The bluespotted cornetfish grows to a length of 1.6 m, but the average is around 1 m. It is notable for its unusually long, slender body shape. It has a tubular snout, large eyes, and a long tail filament lined with sensory pores that may help with detecting prey. Its body is tinted blue- to greenish-grey with two thin blue stripes or lines of dots on the back and lighter on the front. Its body pattern changes to a broad-banded pattern at night for camouflage.

==Biology==
The bluespotted cornetfish is usually a solitary predator, stalking and feeding on small fishes, crustaceans, and squid. Sometimes, they feed in small groups along the bottom on small, bottom-dwelling fish, which their long snouts are very efficient at sucking up. These fish are adept at feeding on young fish that live in thickets of seagrass meadows (Posidonia oceanica), which can significantly reduce the ability of native fish populations to survive to reproductive adulthood. They can also hover or swim in small schools just below the surface. Reproduction is oviparous. The large eggs hatch and develop outside of the body. Larvae hatch at 6–7 mm.

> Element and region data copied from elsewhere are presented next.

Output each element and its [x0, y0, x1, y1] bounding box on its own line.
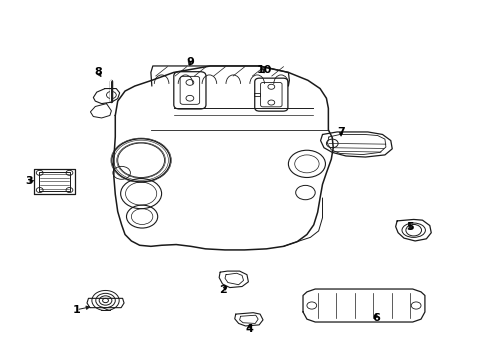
- Text: 6: 6: [371, 313, 379, 323]
- Text: 1: 1: [72, 305, 80, 315]
- Text: 10: 10: [256, 64, 271, 75]
- Text: 8: 8: [94, 67, 102, 77]
- Text: 5: 5: [406, 222, 413, 232]
- Text: 2: 2: [218, 285, 226, 296]
- Text: 4: 4: [245, 324, 253, 334]
- Text: 3: 3: [25, 176, 33, 186]
- Text: 9: 9: [185, 57, 193, 67]
- Text: 7: 7: [337, 127, 344, 136]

Bacteria living in the mucus on the skin of the bluespotted cornetfish may allow it to glide more easily through salt water.

Parasites that live in bluespotted cornetfish continue to thrive in their hosts even as they colonise non-native locations. This contradicts the prevailing theory, called enemy release hypothesis, that parasites would not be able to survive in hosts as they encounter new marine territory. The presence of introduced parasites affects not only Fistularia commersonii, but also other fish and marine animals in their native habitats.

==Human relevance==
The fish is of minor importance commercially, mostly being sold as fish meal, but also fresh and preserved. It is also sold as an aquarium fish.

==Name==
The specific name honours French botanist Philibert Commerson (1727-1773).